Minnesota regulations should not drive up North Dakotans’ energy costs!

The North Dakota Public Service Commission is currently considering a request for an increase in rates for Xcel Energy’s customers in the state. While such increase requests are not uncommon and are, in some cases, justified due to rising costs electric utilities incur, which then must be passed on to consumers, some such requests are different and this one falls into that category.

Xcel Energy is held hostage by Minnesota’s unreasonable regulatory standards which add needlessly to the cost of generating and delivering electricity to those who live within its service area and, as a result, are forced to purchase their electricity from the firm.

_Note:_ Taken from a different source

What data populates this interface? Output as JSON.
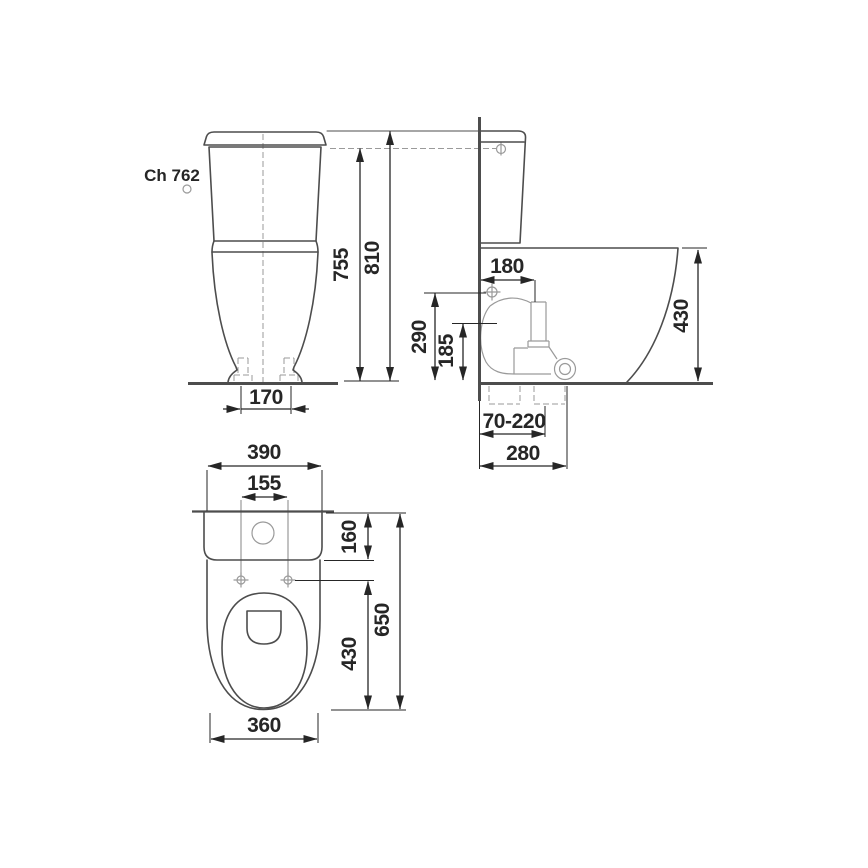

The fact that this company is domiciled in Minnesota and subject to its left-wing driven, restrictive regulations is not something for which North Dakota rate payers should be penalized. 

Woke Regulations Run Amok

Minnesota regulators saddle utilities located there with overreaching regulations such as requiring that diminishing percentages of power come from traditional, reliable baseload power sources upon which we’ve relied for generations and, instead, requiring more and more power to be produced by so-called “renewable” energy sources.

So extreme are our neighboring state’s energy portfolio demands that they do not even include hydroelectric power as a renewable energy source when calculating compliance.

What could be more “renewable” than water running over a dam?

It doesn’t matter to left wing politicians and regulators in the Land of 10,000 Lakes. They’re so bent on forcing more wind and solar energy upon citizens that they’ve even redefined obvious terms nonsensically in order to attempt to accomplish the goal.

Baseload power is indespensible to a reliable, efficient energy supply.  Of course, the sun doesn’t always shine and the wind doesn’t always blow. When that’s the case, wind and solar power are useless and baseload power from good old sources like coal, natural gas and nuclear, which are always available, are essential.

Germany once tried to go completely “renewable” in its energy grid and promptly retreated when the clear limits of such folly became obvious.

An ”all of the above” approach is fine, but such extremes are costly experiments which don’t work.

North Dakota is an energy state.  While we have solar and wind power, we’ve also long been a bastion of low cost, efficient, reliable baseload power from sources such as our clean coal power plants. The fact that woke regulatory policy in our neighboring state, for political reasons, denies the broad, reasonable use of such power, which would keep rates low and ensure reliable energy, should not be North Dakota‘s problem.

If Minnesota’s regulatory framework requires Xcel Energy to increase prices because of these regulatory practices, those costs should be borne by its Minnesota rate payers, whose public officials have caused the problem, not by the North Dakota citizens our Public Service Commission represents and serves.

The PSC should deny the exorbitant requested rate increase by Xcel Energy on North Dakota rate payers.